「東大卒なのになんでダンスのプロなんかになっちゃったの?(仮)」vol.6

卒部(卒業ではない) 
 ダンス部4年(大学は3年)になって本郷に進学したことに合わせて池袋に引っ越した。
 当時通っていたダンススクールには学割がなく、ダンスにお金を回したくて下宿先は風呂なしトイレ共同、その代わり家賃は3万円以下の格安物件を学生課で見つけて契約した。
浮いたお金を使って東京都北区十条(赤羽ではない)の競技ダンス愛好家が集う練習場に通う日々が続いた。
練習場にはシャワーがあり、家に風呂がなくてもそこで浴びれば良いというびんぼっちゃまも裸足で逃げ出すせこい計算もあった。

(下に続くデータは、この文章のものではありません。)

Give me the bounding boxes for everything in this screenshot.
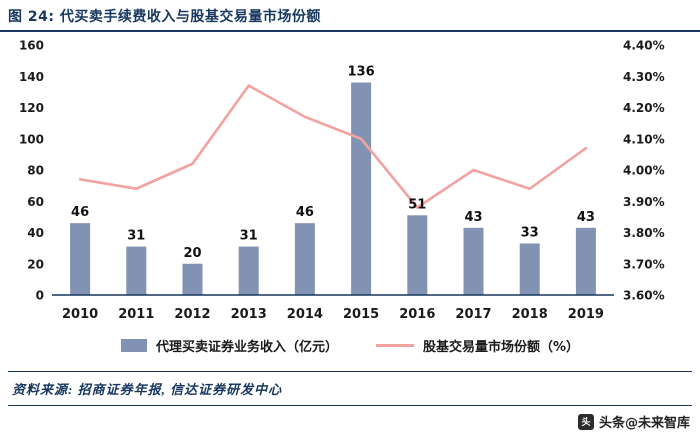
right-axis-tick-label: 3.80%	[623, 226, 665, 240]
bar-value-label: 43	[577, 210, 595, 225]
bar-2018	[519, 243, 540, 295]
right-axis-tick-label: 3.70%	[623, 257, 665, 271]
x-axis-label: 2010	[62, 307, 98, 322]
right-axis-tick-label: 4.40%	[623, 39, 665, 53]
watermark: 头 头条@未来智库	[577, 412, 690, 431]
market-share-line	[78, 84, 588, 209]
bar-2019	[575, 227, 596, 295]
bar-2015	[351, 82, 372, 295]
right-axis-tick-label: 4.30%	[623, 70, 665, 84]
source-block: 资料来源: 招商证券年报, 信达证券研发中心	[8, 371, 692, 406]
right-axis-tick-label: 4.10%	[623, 132, 665, 146]
source-note: 资料来源: 招商证券年报, 信达证券研发中心	[12, 382, 283, 397]
figure-header: 图 24: 代买卖手续费收入与股基交易量市场份额	[0, 0, 700, 32]
right-axis-tick-label: 4.20%	[623, 101, 665, 115]
left-axis-tick-label: 80	[27, 164, 44, 178]
x-axis-label: 2016	[399, 307, 435, 322]
chart-legend: 代理买卖证券业务收入（亿元） 股基交易量市场份额（%）	[0, 327, 700, 363]
left-axis-tick-label: 40	[27, 226, 44, 240]
bar-2017	[463, 227, 484, 295]
left-axis-tick-label: 140	[19, 70, 44, 84]
combo-chart: 0 20 40 60 80 100 120 140 160 3.60% 3.70% 3.80% 3.90…	[19, 39, 665, 323]
x-axis-label: 2013	[231, 307, 267, 322]
x-axis-label: 2019	[568, 307, 604, 322]
x-axis-label: 2015	[343, 307, 379, 322]
bar-value-label: 20	[183, 246, 201, 261]
bar-value-label: 33	[521, 225, 539, 240]
x-axis-label: 2017	[455, 307, 491, 322]
left-axis-tick-label: 20	[27, 257, 44, 271]
x-axis-label: 2014	[287, 307, 323, 322]
legend-bar-label: 代理买卖证券业务收入（亿元）	[155, 339, 338, 355]
left-axis-tick-label: 120	[19, 101, 44, 115]
bar-value-label: 46	[71, 205, 89, 220]
left-axis-tick-label: 160	[19, 39, 44, 53]
legend-line-label: 股基交易量市场份额（%）	[422, 339, 580, 355]
bar-2010	[70, 223, 91, 295]
bar-2013	[238, 246, 259, 295]
right-axis-tick-label: 3.90%	[623, 195, 665, 209]
left-axis-tick-label: 100	[19, 132, 44, 146]
bar-value-label: 46	[296, 205, 314, 220]
line-series-swatch-icon	[375, 343, 414, 347]
legend-item-line: 股基交易量市场份额（%）	[375, 336, 580, 355]
x-axis-label: 2012	[174, 307, 210, 322]
left-axis-tick-label: 60	[27, 195, 44, 209]
toutiao-logo-icon: 头	[577, 413, 594, 430]
bar-2011	[126, 246, 147, 295]
x-axis-label: 2018	[512, 307, 548, 322]
legend-item-bar: 代理买卖证券业务收入（亿元）	[120, 336, 338, 355]
bar-value-label: 31	[127, 229, 145, 244]
bar-value-label: 43	[464, 210, 482, 225]
bar-2016	[407, 215, 428, 295]
watermark-text: 头条@未来智库	[598, 416, 690, 431]
x-axis-label: 2011	[118, 307, 154, 322]
bar-2012	[182, 263, 203, 295]
bar-value-label: 136	[348, 65, 375, 80]
figure-title: 图 24: 代买卖手续费收入与股基交易量市场份额	[8, 9, 321, 25]
bar-2014	[294, 223, 315, 295]
right-axis-tick-label: 3.60%	[623, 289, 665, 303]
right-axis-tick-label: 4.00%	[623, 164, 665, 178]
bar-value-label: 51	[408, 197, 426, 212]
bar-value-label: 31	[240, 229, 258, 244]
bar-series-swatch-icon	[120, 338, 147, 352]
left-axis-tick-label: 0	[36, 289, 44, 303]
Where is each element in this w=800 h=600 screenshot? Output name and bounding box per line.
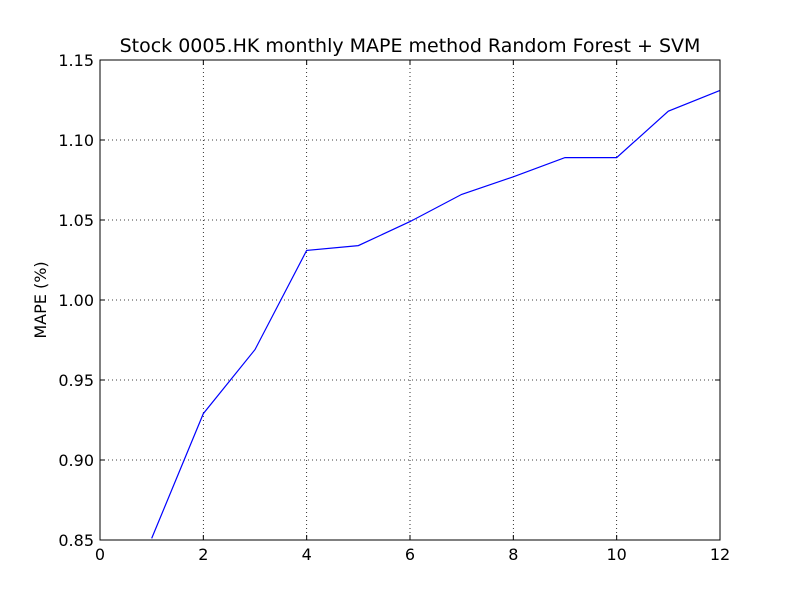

この頃になるとダンスは完全に自分の生活の一部となっており、「踊らないとなんか落ち着かない」レベルになっていた。
パートナーとの仲が良好でなかったため、一人で来て一人で踊って一人で帰ることもよくあった。
あまりに入り浸っていたため、そのうち「シャDOの神」というあだ名がついた(一人での練習をシャドーという)。
ここまでくると半ば病気であった。
 
 5月に迎えた春の六大学戦で、僕は学生競技ダンス人生のピークを迎えた。
ワルツで優勝、クイックステップでも準優勝できた。
大きな大会で優勝できたのも、Aに勝てたのも初めてのことだった。
さらにジャッジだった天野博文先生に決勝で1位を頂いており、これは本当に嬉しかった。
「自分でもやればできる」と、心からそう思った。
この時自分の写真が載ったダンス雑誌は今でも実家に大切に保管してある。
このときの自分はもみあげがルパン三世並みに長い。
ひょっとして天野先生はこのもみあげに1位をくれたのではないか?とか考えてしまうくらい長かった。
続く東部日本選手権でもワルツこそ決勝を逃したものの、スローフォックストロットで決勝入りを果たした。
僕は自他共に認めるトップ選手の一人になっていた。
そうして挑んだ夏の全日本戦で、僕は2次予選で落ちた。
 
前期で優勝していた分、このダメージはクロスカウンターのように効いた。
ここから僕の調子は下り坂をゴロンゴロン音を立てて転げ落ちていくことになる。
それはおむすびころりんも真っ青のひとりローリングストーンであった。
秋の六大学戦では東大の後輩にワルツ・スローフォックストロットとも負けて2位と3位。
秋の東部戦では2種目とも決勝に入れず、順位もちょうど春から1位ずつ下がるというおまけ付き。
そして引退試合である冬の全日本戦を迎えた(全日本戦は夏と冬に二回ある)。
僕は最後の種目に(やめときゃいいのに)もっとも強豪の集まるワルツを選んだ。
1年生で初めて冬全日本を見た時から、ワルツで決勝を踊れたらカッコいいと思っていたアホであった。
 
確かに冬全日本戦の熱気は人を狂わせる。
プロになった今でも、正直言ってあれ以上のものを味わったことはない。
学生競技ダンスをできるのは、たった4年間しかない。
その大学時代がフロア上で1分そこそこに濃縮されて流れ去っていく。
落ちた人間は泣く、上がった奴は叫ぶ。
そこかしこで。
それがこれまで見てきた僕にとっての冬全日本戦だった。
多少アホになるのも勘弁していただきたいところだ。
 
さて、無事1次予選を通過して2次予選を踊り終えた僕が待っていると、採点係りが準決勝に進める番号を紙に書き始めた。
僕の番号は356番。
40、144と書かれていき、253、274、次が381。
356は書かれなかった。
採点係はそのままm行ってしまった。
「書き漏れとか間違いとか、そういうのはないのか?」と思ったが、やっぱりそういうのはなかった。
引退試合はあっさりと終わった。
 
しかしこの結末は今思えば予想通りではあった。
「奇跡の逆転ファイター」がいないわけではないが、東部日本で決勝入りできない選手がそもそも冬の全日本戦で決勝に入れるわけもない。
エヴァンゲリオンの某キャラクター風に言えば「あんたバカァ?」である。
しかしこの時の僕の主観は「ものすごくレベルの高い肩透かしを食らった」だった。
何を言ってるのかさっぱりわからないと思うが、当時の僕にも何が起こったのかさっぱりわからなかったのだ。
そして僕は自分の学生競技ダンス人生が終わったという自覚のないまま、東大競技ダンス部を卒部した(卒業ではない)。